Possiamo sintetizzare che per molti anni gli ebrei italiani erano stati fascisti come gli altri italiani e più antifascisti degli altri italiani; cioè che essi – in termini schematici – in parte avevano sostenuto strenuamente Benito Mussolini e il suo regime e in un’altra parte, che rispetto agli italiani non ebrei risultava proporzionalmente più numerosa, lo avevano avversato5. Le leggi antiebraiche razziste del 1938 e ancora di più i processi da esse messi in moto avevano fatto maturare un profondo disincanto in molti dei primi (non in tutti) e avevano parallelamente accresciuto il rispetto e la credibilità intraebraica degli antifascisti.

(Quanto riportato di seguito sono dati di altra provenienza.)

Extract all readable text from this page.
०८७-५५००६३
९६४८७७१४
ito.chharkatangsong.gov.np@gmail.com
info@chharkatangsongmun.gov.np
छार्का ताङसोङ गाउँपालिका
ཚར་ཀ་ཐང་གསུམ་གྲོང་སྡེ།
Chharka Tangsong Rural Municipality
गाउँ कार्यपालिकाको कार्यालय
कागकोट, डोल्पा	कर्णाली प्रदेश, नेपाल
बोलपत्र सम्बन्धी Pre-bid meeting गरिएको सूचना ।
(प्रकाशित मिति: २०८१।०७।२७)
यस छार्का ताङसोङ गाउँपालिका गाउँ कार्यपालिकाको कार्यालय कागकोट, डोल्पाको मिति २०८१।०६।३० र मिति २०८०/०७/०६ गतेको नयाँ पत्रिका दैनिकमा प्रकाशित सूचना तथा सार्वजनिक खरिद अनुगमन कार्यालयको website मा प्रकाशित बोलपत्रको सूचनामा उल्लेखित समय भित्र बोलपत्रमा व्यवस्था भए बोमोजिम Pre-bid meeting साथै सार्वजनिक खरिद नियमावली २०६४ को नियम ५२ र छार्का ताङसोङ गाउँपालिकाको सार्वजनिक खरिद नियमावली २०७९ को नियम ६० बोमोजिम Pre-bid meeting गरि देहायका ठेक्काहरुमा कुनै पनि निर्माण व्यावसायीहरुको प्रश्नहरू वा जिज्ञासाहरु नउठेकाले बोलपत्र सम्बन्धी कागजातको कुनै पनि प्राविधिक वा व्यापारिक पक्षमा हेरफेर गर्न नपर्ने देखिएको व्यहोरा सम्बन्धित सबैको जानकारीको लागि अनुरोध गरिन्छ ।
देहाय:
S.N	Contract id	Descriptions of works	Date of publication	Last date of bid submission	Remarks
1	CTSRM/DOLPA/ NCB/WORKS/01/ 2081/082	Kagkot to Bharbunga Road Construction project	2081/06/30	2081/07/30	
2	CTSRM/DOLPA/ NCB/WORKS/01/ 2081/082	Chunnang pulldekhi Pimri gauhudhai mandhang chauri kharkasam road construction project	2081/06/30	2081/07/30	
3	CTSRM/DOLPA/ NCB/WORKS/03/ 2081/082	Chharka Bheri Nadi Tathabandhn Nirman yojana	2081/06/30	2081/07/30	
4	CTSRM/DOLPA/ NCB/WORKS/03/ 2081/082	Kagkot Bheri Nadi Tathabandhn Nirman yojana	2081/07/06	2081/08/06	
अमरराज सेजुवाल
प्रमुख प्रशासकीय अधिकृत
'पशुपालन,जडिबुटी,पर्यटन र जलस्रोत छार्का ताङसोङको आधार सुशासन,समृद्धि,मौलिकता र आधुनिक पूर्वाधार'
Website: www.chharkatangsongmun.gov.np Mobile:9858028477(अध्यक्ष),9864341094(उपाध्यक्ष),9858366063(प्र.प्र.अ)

Per tutti essi, lo sterminio divenne una prospettiva reale solo dopo l’8 settembre 1943, quando ormai di esso circolavano le prime parziali notizie. Così, mentre nelle terre sovietiche percorse dalle Einsatzgruppen la morte di massa giunse prima che si potesse prevederla o anche ipotizzarla, in Italia il partigiano Emanuele Artom (poi arrestato e ucciso) così commentò sul proprio diario l’ordine della Rsi di fine novembre 1943 di arresto generalizzato degli ebrei: “Che cosa ne sarà della mia famiglia? Forse non vedrò più né mio padre né mia madre. In questo caso chiederò al comandante di essere mandato in una missione tale da essere ucciso”6.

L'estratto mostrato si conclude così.